IN THE BATHROOM, two bluish-green towels hang side by side on a rack. One is cool and slightly damp, strands of hair woven into the turquoise fibres.

The other has been dry for a long, long time.

 

– · –

 

THE HOSPITAL WAS built on a hill to avoid the floods, which meant it could be seen from pretty well anywhere in town. My mother's sprawling bougainvillea on the back fence did a good job obscuring the view of the tan brick monolith, but still the hospital's thin, silver smokestack jutted into the sky. She would sit on our back veranda of an afternoon and watch as the rescue helicopters swooped in overhead, tilt her head to listen to whether the ambulance sirens were coming in or going out. She liked the hospital, said she felt safe knowing it was there.

Once, when I was very small, my older brother and I were walking the dog along the Racetrack, a narrow strip of grass that ran behind the hospital's loading bay. From here it looked more like a factory than a hospital, with gas tanks, roller doors and vans rumbling past. From somewhere in the middle of it all, the chimney shot skyward, black smoke belching from its top.

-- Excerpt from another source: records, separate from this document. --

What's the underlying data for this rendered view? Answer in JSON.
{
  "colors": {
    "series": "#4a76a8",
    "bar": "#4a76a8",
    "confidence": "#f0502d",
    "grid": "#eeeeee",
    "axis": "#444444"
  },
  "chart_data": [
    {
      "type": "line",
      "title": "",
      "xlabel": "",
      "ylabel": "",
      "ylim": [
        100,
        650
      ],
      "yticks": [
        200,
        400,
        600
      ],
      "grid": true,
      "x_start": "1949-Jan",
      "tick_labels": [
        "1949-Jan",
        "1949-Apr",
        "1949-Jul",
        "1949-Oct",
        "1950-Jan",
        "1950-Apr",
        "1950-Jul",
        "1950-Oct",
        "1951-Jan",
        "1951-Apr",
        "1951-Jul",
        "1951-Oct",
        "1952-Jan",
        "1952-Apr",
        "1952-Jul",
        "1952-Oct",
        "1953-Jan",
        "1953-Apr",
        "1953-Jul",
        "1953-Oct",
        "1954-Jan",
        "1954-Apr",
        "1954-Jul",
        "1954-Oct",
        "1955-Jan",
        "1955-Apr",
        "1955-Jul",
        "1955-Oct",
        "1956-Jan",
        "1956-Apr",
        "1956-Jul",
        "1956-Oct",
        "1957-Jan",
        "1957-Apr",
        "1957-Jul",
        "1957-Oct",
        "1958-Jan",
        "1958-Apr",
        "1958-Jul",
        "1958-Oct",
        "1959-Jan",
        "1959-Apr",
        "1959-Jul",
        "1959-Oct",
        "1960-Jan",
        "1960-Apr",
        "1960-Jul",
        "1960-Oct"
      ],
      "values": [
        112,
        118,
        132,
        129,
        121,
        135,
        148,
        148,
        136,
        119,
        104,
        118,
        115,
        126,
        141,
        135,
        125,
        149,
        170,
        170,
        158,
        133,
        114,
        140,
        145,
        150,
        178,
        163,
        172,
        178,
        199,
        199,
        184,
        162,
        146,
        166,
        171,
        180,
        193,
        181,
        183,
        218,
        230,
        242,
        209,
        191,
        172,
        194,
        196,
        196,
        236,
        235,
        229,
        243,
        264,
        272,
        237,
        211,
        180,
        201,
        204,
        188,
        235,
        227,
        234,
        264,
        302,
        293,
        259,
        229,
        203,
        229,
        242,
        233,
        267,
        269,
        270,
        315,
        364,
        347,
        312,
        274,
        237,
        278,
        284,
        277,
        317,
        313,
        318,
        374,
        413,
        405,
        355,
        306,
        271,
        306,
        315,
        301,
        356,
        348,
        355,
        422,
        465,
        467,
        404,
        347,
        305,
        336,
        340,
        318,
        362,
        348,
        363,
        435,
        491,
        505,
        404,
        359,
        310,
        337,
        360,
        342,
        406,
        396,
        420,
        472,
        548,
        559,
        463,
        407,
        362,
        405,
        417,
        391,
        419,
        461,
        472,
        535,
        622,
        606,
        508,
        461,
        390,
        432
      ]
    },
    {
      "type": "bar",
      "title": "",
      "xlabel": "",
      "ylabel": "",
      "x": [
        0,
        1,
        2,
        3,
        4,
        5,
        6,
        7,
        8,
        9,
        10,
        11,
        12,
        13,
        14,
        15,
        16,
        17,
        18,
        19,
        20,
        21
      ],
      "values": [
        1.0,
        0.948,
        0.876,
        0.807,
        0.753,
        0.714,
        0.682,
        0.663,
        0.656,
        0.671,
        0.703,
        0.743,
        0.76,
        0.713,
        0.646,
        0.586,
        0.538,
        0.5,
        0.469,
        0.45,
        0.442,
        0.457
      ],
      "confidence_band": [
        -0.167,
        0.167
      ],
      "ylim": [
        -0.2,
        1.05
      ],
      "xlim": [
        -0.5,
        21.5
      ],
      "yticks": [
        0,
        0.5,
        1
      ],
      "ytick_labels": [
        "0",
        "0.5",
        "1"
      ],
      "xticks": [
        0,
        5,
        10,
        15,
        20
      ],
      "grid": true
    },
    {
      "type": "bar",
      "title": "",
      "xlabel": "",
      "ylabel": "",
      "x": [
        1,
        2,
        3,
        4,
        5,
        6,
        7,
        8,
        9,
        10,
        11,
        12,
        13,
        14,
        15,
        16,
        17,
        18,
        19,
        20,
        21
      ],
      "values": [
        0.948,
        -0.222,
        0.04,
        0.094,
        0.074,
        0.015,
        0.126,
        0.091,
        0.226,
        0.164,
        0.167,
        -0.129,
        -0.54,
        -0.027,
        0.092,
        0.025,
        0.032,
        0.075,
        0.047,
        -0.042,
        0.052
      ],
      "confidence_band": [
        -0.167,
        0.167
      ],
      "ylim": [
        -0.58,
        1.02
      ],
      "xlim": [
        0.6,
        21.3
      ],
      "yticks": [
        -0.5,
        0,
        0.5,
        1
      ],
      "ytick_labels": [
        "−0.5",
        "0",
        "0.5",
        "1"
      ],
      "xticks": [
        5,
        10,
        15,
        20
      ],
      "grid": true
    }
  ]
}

'Why is there smoke?' I asked.

'Don't you know?' My brother was pulling long strands of kikuyu grass out of the ground. 'That's what happens when someone dies in the hospital. They take you to the furnace and they burn you up.'

'No, they don't.' An image crept into my mind: a pile of bodies, of arms, legs, faces. Dirty, sooty bodies, shovelled into the furnace and out into the air. I fought the urge to hold my breath. 'I don't believe you.'

'They do too. You ask anyone.' This from the boy who told me the pinkie finger was the Rude Finger, and that the tree root we kept tripping over in the backyard was part of a dinosaur skeleton. I had believed him those times too.

I asked my mother when we got home if it was true, but she said the furnace was just where they burned their musty old sheets, and to stop being silly. My brother rocked with laughter – 'Gotcha! Gotcha!' – his victory made complete by my gullibility.

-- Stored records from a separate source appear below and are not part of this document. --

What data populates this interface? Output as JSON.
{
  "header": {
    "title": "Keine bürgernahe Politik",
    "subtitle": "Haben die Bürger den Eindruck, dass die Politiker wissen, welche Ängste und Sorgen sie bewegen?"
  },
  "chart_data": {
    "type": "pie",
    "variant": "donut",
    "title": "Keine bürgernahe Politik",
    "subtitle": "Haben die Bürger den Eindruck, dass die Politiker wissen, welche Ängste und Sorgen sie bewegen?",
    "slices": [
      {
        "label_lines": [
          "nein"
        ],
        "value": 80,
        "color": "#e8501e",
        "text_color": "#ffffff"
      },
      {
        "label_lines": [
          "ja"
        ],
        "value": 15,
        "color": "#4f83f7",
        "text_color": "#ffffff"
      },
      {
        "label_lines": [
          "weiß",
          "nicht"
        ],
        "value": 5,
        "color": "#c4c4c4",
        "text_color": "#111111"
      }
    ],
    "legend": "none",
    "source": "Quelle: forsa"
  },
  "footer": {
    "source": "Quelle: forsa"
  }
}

The victory is still his this afternoon, as I help my mother into her towel-covered easy chair, the last light of the day filtering through the venetians onto her yellow, skeletal arms. Out the window, the sun sets behind the hospital on the hill. Black smoke rises from the chimney, and I think of the bodies, imagine their sooty particles clinging to my lungs. I chastise myself silently. Stop being silly. I close the windows, breathe deep, but I can't shake the smell of dusty death from the air.